Member of the Provincial Assembly of the Punjab
- In office 15 August 2018 – 14 January 2023
- Constituency: PP-195 Pakpattan-V
- In office 2002 – 31 May 2018

Personal details
- Born: 7 December 1972 (age 53) Lahore, Punjab, Pakistan
- Party: PMLN

= Pir Kashif Ali Chishty =

Pakistani politician

Pir Kashif Ali Chishty is a Pakistani politician who was a Member of the Provincial Assembly of the Punjab, from 2002 to May 2018 and from August 2018 to January 2023.

==Early life and education==
He was born on 7 December 1972 in Lahore.

He received his early education from Aitchison College. He graduated in Accounting, Finance and Economics from University of Essex in 1995. He has the degree of Master of Business Administration in 1997 from Manchester Business School.

==Political career==
He was elected to the Provincial Assembly of the Punjab as a candidate of Pakistan Muslim League (Q) (PML-Q) from Constituency PP-231 (Pakpattan-V) in the 2002 Pakistani general election. He received 36,927 votes and defeated a candidate of Pakistan Muslim League (N) (PML-N).

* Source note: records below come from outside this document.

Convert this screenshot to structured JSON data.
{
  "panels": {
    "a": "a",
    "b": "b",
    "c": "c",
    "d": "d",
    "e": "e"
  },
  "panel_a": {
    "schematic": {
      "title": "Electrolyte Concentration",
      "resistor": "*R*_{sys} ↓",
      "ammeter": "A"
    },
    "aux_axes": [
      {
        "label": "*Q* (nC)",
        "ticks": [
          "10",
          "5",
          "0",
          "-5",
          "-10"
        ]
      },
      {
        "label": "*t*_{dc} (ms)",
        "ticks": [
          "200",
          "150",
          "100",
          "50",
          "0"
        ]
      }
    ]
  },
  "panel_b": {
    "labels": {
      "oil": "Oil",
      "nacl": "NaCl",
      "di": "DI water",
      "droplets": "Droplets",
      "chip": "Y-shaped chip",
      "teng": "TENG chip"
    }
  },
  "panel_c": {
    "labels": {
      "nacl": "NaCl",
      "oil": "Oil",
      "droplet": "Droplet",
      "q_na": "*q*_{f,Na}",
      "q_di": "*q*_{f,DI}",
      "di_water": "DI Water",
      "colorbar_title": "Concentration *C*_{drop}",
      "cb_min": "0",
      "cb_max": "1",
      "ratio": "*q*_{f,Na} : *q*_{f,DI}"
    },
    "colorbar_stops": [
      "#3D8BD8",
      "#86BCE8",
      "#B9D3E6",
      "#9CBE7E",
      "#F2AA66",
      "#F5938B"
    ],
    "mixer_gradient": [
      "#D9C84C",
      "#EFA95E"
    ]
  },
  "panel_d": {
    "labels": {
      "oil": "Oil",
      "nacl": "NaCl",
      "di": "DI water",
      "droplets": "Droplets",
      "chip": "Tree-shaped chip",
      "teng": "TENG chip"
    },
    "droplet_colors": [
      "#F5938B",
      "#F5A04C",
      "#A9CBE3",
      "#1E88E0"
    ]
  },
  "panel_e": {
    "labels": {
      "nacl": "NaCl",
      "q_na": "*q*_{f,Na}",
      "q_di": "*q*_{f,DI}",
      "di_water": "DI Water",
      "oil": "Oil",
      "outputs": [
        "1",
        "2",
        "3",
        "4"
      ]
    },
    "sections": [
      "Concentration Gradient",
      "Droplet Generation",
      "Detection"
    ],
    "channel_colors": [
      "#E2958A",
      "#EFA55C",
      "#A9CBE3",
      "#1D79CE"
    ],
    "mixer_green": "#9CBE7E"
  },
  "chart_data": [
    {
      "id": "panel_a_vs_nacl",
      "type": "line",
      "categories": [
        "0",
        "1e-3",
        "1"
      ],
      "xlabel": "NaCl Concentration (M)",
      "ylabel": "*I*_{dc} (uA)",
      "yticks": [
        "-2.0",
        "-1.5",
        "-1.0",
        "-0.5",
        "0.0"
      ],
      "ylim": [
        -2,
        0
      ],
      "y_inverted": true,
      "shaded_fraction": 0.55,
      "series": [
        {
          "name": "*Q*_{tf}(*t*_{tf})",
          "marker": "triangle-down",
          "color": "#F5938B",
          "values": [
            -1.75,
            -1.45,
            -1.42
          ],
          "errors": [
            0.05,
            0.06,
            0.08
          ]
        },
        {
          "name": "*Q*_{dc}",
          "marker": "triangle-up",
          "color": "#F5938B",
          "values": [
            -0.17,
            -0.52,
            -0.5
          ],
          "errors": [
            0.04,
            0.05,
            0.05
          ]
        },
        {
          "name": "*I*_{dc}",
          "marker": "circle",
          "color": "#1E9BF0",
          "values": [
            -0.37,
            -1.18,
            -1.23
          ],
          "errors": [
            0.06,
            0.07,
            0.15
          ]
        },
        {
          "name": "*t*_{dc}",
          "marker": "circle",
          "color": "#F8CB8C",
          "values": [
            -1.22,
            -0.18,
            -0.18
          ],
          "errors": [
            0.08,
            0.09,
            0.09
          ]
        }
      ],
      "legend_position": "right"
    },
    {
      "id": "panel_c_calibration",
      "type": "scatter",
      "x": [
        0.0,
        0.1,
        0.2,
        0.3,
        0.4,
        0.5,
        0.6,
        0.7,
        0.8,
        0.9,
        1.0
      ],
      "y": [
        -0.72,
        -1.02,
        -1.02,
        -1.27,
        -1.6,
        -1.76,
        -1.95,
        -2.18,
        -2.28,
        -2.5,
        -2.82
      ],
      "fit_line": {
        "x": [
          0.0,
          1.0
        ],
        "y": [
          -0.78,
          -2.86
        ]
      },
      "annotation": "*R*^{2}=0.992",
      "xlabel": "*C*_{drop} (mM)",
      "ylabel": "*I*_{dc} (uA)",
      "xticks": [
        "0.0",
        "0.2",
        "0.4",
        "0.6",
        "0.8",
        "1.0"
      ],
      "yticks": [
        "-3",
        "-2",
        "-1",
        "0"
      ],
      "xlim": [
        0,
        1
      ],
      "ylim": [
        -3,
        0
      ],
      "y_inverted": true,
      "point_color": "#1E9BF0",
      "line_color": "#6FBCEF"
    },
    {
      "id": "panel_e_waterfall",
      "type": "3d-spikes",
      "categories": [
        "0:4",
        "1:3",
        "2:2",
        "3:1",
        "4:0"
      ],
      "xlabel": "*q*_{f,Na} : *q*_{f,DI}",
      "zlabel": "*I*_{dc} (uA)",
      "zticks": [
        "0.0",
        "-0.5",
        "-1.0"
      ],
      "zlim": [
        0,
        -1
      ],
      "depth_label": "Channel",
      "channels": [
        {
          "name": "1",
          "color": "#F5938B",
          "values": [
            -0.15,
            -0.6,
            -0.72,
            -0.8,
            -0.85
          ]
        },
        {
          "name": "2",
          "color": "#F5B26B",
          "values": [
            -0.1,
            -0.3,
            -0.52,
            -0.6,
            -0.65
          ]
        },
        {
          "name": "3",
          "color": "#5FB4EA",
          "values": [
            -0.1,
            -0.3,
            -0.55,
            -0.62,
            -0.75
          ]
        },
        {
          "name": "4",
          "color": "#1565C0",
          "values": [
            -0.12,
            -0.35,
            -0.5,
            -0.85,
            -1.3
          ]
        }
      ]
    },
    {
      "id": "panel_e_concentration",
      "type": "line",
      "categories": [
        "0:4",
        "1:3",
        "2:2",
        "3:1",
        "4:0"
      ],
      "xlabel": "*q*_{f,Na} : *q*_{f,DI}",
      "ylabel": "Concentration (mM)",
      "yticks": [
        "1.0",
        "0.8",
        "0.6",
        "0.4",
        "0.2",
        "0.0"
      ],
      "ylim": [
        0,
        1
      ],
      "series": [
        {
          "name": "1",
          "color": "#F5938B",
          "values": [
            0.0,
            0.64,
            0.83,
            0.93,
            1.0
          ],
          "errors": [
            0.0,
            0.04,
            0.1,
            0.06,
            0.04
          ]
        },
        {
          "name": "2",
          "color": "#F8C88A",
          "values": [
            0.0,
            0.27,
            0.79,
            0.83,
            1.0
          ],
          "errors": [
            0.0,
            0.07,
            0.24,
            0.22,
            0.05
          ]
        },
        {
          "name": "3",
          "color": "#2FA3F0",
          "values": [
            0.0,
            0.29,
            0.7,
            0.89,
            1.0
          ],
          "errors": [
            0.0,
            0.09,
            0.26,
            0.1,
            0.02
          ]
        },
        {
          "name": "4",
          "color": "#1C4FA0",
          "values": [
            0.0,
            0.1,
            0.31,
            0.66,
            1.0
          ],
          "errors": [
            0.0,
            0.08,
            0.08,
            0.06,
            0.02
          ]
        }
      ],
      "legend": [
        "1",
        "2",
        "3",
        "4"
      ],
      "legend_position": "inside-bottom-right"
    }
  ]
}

He was re-elected to the Provincial Assembly of the Punjab as a candidate of PML-Q from Constituency PP-231 (Pakpattan-V) in the 2008 Pakistani general election. He received 26,790 votes and defeated Khan Amir Hamza Rath, an independent candidate.

He was re-elected to the Provincial Assembly of the Punjab as a candidate of PML-N from Constituency PP-231 (Pakpattan-V) in the 2013 Pakistani general election.

He was re-elected to Provincial Assembly of the Punjab as a candidate of PML-N from Constituency PP-195 (Pakpattan-V) in the 2018 Pakistani general election.